Recruiters are invaluable in today’s hard pressed economy. They expertly place “round peg” employees in the “round holes” that employers currently have open. Optimum matches are their forte’. Recruiters work in all sorts of industry and business niches. Some are in accounting, some in medical fields, some in education, some even in non-profits – my former middle career, as I call it.
Recruiters love to place CFOs, and COO, and CEOs best They command the largest salaries and therefore the largest fees for the recruiter. Recruiters work with all sorts of manager and technical kinds of workers. The recruiter is working for his interest first, the business or corporation second as his client and you, the job hunter, third. They save the client and the job seeker a lot of time and effort of networking, communicating, traveling, resume pumping, anxiety and frustration. Wiht industry knowledge a recruiter streamlines the “right fit” process becasue he or she knows the ins and outs of the businessess in their niche. It’s like the recruiter brings out from the back room the exact fitting shoe for the job seekers exact size foot.
But for every 1 person placed, or fitted with that perfect shoe, how many other “shoe shoppers” are left sitting? 1 in 20-30? 1 in 40-50? 1 in 100? Depending on the location and kind of work and skill set match we are talking about, it may be any of these ratios of “placed” to “unplaced.” All shoppers want a good fit, even those who feel like they are standing in a line, in a line that may not even be moving. What other style and kind of job “shoe” might suit you best now?

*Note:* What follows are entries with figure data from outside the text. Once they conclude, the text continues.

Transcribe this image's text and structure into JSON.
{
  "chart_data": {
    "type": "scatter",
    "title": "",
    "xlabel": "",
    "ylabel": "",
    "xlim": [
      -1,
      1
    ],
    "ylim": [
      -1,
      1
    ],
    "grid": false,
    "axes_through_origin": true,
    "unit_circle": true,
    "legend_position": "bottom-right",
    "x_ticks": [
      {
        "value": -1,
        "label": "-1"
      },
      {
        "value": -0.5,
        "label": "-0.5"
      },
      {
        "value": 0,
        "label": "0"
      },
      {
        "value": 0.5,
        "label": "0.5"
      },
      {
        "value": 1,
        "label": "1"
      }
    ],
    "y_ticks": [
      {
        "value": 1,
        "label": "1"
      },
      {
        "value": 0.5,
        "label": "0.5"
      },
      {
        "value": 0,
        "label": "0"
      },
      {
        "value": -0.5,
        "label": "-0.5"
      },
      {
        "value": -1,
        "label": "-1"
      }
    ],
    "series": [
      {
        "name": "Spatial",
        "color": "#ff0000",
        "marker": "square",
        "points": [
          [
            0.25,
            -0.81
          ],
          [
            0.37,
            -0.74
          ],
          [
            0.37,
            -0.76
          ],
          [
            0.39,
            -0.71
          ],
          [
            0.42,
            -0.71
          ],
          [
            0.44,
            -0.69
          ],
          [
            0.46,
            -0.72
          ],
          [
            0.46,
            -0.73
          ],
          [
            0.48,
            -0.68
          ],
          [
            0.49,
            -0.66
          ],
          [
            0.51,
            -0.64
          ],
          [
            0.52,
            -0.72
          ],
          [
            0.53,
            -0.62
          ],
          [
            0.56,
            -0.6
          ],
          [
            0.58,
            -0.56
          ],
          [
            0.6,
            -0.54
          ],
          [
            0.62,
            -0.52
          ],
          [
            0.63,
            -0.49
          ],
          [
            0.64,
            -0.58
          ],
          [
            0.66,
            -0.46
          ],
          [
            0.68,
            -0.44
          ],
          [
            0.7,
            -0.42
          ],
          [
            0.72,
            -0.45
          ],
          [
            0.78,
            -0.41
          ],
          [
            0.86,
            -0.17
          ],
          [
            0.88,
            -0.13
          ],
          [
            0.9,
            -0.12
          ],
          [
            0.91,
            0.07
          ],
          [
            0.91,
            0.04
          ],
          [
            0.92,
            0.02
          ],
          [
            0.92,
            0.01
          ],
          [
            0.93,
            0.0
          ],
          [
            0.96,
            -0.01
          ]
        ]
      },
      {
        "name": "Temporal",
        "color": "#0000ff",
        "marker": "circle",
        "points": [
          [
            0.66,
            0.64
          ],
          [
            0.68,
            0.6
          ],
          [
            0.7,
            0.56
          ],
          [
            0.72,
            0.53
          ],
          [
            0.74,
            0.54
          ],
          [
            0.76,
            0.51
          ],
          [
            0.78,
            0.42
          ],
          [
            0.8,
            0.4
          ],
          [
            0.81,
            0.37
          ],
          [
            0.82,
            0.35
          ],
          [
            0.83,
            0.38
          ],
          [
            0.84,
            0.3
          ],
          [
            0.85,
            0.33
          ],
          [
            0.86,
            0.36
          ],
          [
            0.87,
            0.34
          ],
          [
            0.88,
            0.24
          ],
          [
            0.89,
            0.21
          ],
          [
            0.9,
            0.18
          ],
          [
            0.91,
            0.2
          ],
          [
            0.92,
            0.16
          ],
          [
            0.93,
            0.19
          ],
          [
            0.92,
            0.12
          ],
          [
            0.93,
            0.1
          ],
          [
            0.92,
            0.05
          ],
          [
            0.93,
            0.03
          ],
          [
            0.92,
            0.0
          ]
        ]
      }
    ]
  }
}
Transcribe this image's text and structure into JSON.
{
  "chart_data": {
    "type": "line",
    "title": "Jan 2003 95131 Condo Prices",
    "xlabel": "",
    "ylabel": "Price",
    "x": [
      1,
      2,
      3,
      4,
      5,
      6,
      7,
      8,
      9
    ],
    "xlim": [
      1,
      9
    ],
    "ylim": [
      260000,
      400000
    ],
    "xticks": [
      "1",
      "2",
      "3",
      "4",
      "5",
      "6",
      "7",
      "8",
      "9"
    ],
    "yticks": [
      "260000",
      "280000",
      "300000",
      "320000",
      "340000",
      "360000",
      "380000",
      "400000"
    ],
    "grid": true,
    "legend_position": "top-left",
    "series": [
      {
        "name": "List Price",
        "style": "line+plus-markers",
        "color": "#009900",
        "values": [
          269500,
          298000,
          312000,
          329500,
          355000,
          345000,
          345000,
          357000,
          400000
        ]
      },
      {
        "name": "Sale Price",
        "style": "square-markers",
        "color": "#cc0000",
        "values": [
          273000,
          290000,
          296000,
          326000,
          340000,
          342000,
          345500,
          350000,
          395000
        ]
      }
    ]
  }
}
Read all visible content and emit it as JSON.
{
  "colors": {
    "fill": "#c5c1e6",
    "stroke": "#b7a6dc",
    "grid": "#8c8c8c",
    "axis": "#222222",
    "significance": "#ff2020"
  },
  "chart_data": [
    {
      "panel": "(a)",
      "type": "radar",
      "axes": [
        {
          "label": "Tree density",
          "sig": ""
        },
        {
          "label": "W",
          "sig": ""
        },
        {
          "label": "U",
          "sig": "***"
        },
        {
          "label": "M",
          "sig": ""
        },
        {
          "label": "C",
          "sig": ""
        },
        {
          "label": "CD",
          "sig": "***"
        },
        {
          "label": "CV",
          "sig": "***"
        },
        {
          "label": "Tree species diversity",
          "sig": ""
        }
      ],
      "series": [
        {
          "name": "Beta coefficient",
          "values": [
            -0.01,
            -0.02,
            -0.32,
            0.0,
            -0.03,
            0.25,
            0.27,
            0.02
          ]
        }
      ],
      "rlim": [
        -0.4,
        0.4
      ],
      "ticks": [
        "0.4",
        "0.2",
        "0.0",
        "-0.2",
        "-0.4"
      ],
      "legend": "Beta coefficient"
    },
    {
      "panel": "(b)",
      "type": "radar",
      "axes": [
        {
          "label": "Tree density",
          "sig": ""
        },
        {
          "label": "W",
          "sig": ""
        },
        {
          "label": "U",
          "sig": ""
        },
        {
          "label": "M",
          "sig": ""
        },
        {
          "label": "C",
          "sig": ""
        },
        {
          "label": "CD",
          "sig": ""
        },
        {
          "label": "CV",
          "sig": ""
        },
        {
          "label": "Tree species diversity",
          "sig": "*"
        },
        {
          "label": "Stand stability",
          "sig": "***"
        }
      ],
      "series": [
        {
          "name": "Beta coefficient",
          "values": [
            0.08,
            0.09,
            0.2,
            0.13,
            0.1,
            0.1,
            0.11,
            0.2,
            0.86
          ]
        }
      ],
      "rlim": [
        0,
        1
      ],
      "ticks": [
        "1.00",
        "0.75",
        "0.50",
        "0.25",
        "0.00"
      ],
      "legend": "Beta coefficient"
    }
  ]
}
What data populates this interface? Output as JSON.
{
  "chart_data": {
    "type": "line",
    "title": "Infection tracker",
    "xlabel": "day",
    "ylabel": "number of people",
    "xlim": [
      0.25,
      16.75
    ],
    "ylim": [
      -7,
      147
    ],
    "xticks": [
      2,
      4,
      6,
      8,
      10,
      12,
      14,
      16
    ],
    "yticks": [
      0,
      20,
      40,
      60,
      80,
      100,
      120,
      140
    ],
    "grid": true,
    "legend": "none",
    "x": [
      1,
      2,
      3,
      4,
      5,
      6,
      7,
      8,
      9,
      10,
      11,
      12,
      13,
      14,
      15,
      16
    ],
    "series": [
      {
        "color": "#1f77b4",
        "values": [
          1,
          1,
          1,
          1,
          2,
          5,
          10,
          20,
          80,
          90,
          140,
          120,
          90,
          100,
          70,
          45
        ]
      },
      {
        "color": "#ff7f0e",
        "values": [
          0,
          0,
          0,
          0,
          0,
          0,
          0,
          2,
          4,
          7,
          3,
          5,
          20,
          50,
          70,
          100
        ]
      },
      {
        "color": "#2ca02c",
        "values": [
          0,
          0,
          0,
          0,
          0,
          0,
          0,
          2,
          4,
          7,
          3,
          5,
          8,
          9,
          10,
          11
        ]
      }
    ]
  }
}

But unemployment isn’t just about fit. It is about creatively researching new options, discovering or creating them. It is about time to reflect on goals and objective, career happiness and what more there is that makes for “job satisfaction.” Do you know exactly what your top job skill set is? Do you know exactly what your top five life values are? Work values? One may need to reinvent oneself. One may need to reevaluate one’s purpose altogether. This is where a coach backing up the work of recruiters also invaluable.
It may take some inward journeying to better function in the hard responsibility of finding or creating new work. Often there is a need to shift from one niche you know to a related niche or one you don’t even know about. Today the best job is often the one you make for yourself. That can mean entrepreneurship or it can mean showing a corporate manager definitively how you can make a difference to his bottom line. Well prepared for that crucial interview, you’ll know what he needs as well as or better than he does.
I have 30+ years of counseling and career consulting inside my coaching acumen. I know skills are transferable from one kind of work to another. I know how to make resume scattering unnecessary. And I love helping recruiters offer something more to those they are not able to place currently in their niche. Coaching works especially well with the “hard to place,” or the mavericks, or even the person who is confused or overwhelmed by job hunting in today’s’ economy. There is great opportunity out there today, as well as plenty of confusion and scrambling.
Let an experienced coach give you the very best use of your time by investing in yourself, in your transformation, in cobbling your own best- fitting job “shoe.” Perhaps just as important, the support of a coach adds the confidence and efficient use of time that matters most when you are in job-hunt mode. It is counter intuitive to hire a coach when you are unemployed. But frankly, that’s all the more reason to invest in yourself now so you are reengaged in your career as soon as possible.
The Triangle of Raleigh -Durham and Chapel Hill is a great place to live. Don’t let a job loss move you away from here unnecessarily.